Cibele Benevides: premiação dia 13 em Recife (Foto: PR/RN)
O prêmio veio em função do projeto “Plena igualdade de gênero nos contratos administrativos do Ministério Público Federal do RN”, que buscou incentivar o equilíbrio entre homens e mulheres nas contratações de terceirizados, preservando o mínimo de 50% de pessoas do gênero feminino.
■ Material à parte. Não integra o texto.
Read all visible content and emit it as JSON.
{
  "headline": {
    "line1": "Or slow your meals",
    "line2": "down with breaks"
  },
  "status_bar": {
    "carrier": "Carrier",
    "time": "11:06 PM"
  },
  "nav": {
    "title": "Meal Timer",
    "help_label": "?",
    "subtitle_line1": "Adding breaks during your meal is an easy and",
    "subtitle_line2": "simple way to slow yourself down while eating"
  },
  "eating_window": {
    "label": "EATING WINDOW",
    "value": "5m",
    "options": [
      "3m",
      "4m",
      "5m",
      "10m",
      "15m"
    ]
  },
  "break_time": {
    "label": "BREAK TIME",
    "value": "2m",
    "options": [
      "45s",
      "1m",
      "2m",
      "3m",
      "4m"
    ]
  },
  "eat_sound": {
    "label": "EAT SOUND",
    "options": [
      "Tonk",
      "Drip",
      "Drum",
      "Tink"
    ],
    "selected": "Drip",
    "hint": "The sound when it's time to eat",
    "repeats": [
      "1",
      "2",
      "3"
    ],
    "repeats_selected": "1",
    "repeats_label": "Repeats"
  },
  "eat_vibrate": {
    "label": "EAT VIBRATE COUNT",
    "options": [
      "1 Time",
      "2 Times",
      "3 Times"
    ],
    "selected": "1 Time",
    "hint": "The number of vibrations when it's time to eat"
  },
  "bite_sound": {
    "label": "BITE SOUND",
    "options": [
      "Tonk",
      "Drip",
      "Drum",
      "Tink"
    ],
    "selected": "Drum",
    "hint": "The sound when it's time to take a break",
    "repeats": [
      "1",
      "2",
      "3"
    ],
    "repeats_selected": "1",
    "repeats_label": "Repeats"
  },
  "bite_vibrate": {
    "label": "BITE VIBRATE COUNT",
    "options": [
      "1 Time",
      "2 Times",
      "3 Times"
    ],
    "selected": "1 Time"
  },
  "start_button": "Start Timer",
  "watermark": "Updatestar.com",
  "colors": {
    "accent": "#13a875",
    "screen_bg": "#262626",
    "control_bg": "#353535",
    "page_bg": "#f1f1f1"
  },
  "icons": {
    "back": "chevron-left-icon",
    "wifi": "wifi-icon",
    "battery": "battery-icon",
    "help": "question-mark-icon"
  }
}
Atualmente, a instituição conta com 13 colaboradoras do gênero feminino e 11 colaboradores do gênero masculino, distribuídos entre os contratos de vigilância, auxiliar administrativo, limpeza, copeiragem, carrego e descarrego, prestando serviços para a sede, em Natal.
Reconhecimento
“É na verdade um reconhecimento a todos que fazem a Procuradoria da República no Rio Grande do Norte. Essa iniciativa não teria sido levada à frente sem o esforço de vários servidores, sobretudo aqueles que tratam diretamente dos contratos, como os da Seção de Contratações e Gestão Contratual e da Secretaria Estadual. Espero que essa honraria, além de coroar esse projeto específico, contribua para que mais e mais projetos do tipo sejam adotados, dentro ou fora do MPF”, destacou Cibele Benevides.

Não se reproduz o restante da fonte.